Namun, sayang untuk mengarap potensi wisata tersebut perlu modal, dan pengelola wisata ini mengaku dana minim. Hal itu diungkapkan Edi Wibowo pengelola wisata Alam Kandung.
Edi Wibowo mengatakan, pengelolaan wisata Alam Kandung memang belum optimal, karena dana yang cupet alias minim. Selain itu, kawasan wisata ini sebenarnya di bawah Kesatuan Pemangkuan Hutan (KPH) Blitar, Lembaga Masyarakat Desa Hutan (LMDH) Kandung Makmur, dan Paguyuban Kandung Sejahtera.

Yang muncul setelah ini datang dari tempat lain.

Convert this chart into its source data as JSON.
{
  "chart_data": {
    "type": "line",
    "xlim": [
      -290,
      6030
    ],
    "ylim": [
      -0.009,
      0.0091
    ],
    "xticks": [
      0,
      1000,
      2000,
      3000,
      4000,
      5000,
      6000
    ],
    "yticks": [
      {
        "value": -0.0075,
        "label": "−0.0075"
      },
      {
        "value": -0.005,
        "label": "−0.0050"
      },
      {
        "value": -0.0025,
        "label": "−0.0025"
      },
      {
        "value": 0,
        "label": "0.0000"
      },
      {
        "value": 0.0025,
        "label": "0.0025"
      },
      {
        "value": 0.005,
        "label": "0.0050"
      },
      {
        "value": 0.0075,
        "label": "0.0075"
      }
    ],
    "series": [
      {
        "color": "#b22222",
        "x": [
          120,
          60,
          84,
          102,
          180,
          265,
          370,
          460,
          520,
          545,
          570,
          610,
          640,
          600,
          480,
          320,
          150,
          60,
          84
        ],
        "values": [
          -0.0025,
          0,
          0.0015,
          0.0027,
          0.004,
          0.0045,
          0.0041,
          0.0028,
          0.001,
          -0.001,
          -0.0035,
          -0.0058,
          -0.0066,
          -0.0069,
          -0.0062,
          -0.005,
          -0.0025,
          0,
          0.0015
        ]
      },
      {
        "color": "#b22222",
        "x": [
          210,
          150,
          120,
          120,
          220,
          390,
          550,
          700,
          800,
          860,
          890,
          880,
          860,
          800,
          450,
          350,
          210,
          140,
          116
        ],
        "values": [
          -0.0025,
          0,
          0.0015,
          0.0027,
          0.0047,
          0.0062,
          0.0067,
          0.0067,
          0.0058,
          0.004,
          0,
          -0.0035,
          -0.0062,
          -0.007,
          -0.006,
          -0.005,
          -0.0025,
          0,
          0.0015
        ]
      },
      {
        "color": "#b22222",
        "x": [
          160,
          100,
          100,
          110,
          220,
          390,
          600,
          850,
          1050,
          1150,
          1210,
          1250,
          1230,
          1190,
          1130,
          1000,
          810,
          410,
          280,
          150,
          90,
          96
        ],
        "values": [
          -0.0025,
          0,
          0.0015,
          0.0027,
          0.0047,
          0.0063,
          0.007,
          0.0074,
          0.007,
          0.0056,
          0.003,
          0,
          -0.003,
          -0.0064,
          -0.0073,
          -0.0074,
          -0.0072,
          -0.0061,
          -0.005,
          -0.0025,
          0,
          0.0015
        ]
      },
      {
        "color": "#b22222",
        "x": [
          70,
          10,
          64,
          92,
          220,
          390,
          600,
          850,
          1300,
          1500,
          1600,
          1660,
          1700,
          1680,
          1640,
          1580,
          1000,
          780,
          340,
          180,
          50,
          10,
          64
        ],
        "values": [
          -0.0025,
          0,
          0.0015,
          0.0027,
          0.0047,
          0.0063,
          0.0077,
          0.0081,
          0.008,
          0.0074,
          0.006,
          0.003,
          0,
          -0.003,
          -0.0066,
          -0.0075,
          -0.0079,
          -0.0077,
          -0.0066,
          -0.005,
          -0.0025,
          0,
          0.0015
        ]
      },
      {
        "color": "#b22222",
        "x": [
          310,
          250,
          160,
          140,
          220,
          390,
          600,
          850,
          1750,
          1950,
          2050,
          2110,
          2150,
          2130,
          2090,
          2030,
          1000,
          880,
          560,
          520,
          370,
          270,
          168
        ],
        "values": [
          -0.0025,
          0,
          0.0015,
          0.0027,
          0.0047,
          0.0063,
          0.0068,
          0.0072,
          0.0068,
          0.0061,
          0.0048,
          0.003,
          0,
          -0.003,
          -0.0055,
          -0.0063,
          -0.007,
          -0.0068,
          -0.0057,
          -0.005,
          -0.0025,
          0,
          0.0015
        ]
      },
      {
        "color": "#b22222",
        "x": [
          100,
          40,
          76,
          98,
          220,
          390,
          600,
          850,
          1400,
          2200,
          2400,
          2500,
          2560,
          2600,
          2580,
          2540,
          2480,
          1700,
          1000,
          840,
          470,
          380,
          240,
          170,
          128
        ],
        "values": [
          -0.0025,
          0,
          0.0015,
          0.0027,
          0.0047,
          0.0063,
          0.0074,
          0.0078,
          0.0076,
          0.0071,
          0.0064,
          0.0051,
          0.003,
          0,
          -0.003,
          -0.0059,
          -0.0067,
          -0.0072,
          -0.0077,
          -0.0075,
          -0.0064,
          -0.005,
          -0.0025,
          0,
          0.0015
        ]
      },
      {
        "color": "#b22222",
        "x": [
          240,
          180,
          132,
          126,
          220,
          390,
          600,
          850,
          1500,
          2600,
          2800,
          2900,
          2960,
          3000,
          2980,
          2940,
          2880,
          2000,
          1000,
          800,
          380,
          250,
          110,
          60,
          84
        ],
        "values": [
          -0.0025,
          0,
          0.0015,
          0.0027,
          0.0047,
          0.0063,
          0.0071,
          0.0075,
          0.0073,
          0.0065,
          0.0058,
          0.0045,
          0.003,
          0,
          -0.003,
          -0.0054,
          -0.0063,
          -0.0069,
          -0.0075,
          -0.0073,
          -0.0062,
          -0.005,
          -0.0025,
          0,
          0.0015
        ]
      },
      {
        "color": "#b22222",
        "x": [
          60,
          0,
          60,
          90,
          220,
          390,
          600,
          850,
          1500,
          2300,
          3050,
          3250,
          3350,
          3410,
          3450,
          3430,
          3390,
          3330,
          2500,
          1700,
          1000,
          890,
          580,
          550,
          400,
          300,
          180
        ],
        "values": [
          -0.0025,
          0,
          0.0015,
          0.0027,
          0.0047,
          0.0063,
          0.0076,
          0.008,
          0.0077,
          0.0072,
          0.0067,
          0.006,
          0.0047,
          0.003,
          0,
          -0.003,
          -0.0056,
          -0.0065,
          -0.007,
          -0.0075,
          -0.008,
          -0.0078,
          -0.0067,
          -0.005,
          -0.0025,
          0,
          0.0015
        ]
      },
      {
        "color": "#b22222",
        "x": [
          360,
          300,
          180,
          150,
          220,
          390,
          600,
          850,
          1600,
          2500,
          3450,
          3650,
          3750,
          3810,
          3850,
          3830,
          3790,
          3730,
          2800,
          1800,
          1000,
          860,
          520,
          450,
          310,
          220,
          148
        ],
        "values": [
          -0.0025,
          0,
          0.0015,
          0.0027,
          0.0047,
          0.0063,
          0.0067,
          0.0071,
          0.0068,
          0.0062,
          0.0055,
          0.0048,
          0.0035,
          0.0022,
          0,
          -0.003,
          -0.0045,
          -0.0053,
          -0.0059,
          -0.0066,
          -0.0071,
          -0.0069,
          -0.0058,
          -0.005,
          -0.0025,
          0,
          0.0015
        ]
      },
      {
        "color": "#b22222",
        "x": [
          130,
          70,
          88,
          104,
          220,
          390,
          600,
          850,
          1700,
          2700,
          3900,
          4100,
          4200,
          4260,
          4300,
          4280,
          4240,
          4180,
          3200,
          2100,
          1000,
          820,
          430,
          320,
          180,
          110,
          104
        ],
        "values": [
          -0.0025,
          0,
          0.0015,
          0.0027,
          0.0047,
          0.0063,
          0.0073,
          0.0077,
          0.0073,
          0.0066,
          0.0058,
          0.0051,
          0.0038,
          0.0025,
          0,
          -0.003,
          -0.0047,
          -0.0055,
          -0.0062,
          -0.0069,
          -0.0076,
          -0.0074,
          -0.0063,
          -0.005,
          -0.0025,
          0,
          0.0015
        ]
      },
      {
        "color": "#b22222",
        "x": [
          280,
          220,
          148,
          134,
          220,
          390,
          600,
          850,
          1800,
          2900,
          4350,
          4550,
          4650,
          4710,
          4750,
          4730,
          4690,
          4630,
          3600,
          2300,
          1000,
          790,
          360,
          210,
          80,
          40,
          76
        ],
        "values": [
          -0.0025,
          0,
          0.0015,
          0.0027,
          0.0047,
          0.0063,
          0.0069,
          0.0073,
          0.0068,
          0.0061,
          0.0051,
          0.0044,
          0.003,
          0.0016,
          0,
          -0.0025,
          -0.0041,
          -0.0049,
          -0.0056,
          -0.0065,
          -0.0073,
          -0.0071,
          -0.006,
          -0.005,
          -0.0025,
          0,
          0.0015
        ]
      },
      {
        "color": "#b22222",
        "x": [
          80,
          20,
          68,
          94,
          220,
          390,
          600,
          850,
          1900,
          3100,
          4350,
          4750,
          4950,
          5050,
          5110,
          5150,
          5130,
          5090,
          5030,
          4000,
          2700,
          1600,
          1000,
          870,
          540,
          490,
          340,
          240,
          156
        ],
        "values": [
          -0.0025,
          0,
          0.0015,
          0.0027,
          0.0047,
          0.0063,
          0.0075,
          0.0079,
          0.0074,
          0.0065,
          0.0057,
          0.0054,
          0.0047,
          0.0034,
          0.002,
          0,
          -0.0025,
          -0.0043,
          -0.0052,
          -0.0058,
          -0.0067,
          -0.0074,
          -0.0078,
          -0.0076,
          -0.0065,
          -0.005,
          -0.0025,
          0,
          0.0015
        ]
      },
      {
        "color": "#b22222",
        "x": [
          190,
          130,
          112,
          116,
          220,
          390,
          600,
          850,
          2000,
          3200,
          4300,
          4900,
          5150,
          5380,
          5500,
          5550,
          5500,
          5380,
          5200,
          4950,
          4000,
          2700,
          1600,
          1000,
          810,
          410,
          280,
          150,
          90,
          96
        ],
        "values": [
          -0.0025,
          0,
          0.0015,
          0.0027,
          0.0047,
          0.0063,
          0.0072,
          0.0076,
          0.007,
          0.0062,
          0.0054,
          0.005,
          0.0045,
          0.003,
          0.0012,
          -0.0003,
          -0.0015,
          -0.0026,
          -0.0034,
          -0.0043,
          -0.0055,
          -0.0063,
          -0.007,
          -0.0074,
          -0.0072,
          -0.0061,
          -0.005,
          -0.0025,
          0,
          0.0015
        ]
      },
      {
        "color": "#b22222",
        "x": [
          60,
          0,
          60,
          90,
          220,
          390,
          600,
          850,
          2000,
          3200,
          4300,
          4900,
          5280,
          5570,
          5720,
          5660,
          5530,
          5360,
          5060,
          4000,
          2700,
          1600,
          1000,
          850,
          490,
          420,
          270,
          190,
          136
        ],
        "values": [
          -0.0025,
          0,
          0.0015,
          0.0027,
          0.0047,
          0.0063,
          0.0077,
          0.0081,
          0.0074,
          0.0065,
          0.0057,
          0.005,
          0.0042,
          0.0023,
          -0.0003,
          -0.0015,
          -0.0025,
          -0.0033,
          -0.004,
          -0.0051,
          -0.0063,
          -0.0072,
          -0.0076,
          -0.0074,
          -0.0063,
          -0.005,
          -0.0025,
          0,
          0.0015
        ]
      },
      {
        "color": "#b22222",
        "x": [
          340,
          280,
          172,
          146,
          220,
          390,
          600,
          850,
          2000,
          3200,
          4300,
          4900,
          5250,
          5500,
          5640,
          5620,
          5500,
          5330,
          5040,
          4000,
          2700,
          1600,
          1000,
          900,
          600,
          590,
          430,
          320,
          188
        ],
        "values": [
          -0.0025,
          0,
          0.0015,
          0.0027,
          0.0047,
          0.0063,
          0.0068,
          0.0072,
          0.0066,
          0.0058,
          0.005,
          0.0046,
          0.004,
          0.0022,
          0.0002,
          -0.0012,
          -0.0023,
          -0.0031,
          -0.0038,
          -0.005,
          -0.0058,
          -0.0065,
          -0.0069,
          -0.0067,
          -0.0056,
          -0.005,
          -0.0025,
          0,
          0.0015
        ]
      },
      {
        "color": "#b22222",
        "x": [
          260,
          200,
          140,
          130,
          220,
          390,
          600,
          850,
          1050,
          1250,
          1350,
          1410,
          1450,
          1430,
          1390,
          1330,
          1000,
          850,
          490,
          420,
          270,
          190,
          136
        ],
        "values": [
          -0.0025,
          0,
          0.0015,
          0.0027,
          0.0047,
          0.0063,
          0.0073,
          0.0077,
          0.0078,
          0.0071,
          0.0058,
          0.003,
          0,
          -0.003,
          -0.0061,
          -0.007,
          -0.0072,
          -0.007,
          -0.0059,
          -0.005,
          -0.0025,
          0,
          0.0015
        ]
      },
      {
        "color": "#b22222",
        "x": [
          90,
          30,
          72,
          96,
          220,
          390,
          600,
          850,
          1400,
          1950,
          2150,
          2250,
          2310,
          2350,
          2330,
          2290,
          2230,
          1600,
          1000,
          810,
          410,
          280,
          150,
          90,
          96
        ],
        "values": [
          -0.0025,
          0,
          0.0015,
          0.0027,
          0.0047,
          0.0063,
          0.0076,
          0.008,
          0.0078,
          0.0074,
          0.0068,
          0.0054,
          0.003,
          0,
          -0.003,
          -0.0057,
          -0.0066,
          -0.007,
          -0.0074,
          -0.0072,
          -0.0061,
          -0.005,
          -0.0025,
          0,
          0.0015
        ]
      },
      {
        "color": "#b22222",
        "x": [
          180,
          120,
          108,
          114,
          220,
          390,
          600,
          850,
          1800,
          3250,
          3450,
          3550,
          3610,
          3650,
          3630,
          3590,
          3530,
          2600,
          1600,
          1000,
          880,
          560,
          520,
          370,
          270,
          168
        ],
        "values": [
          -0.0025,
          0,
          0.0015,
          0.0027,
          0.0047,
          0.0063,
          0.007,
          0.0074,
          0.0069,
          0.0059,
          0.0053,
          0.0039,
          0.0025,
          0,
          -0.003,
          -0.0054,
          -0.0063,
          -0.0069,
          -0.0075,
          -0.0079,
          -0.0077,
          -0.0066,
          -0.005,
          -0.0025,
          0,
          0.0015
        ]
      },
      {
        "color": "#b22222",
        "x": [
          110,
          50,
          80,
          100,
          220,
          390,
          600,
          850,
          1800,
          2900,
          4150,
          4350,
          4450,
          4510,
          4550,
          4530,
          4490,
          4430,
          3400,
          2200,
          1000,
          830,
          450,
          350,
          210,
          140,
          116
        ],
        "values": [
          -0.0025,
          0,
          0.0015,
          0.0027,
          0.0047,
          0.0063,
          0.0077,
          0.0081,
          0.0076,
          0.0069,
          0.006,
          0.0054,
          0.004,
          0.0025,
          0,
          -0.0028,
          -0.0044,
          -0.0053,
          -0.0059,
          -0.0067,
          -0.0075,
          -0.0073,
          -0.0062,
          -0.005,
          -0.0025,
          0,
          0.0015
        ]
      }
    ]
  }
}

Sebenarnya, lanjut dia, selama ini hasil penjualan tiket atau retribusi sudah disepakati, yakni 10 persen LMDH, 30 persen KPH Blitar, dan 60 persen paguyuban. Sehingga, pihak-pihak itu punya kewajiban mengembangkan kawasan wisata Alam Kandung. “Namun selama ini, koordinasi pengembangan kawasan wisata nyaris semua dari paguyuban,” ungkapnya.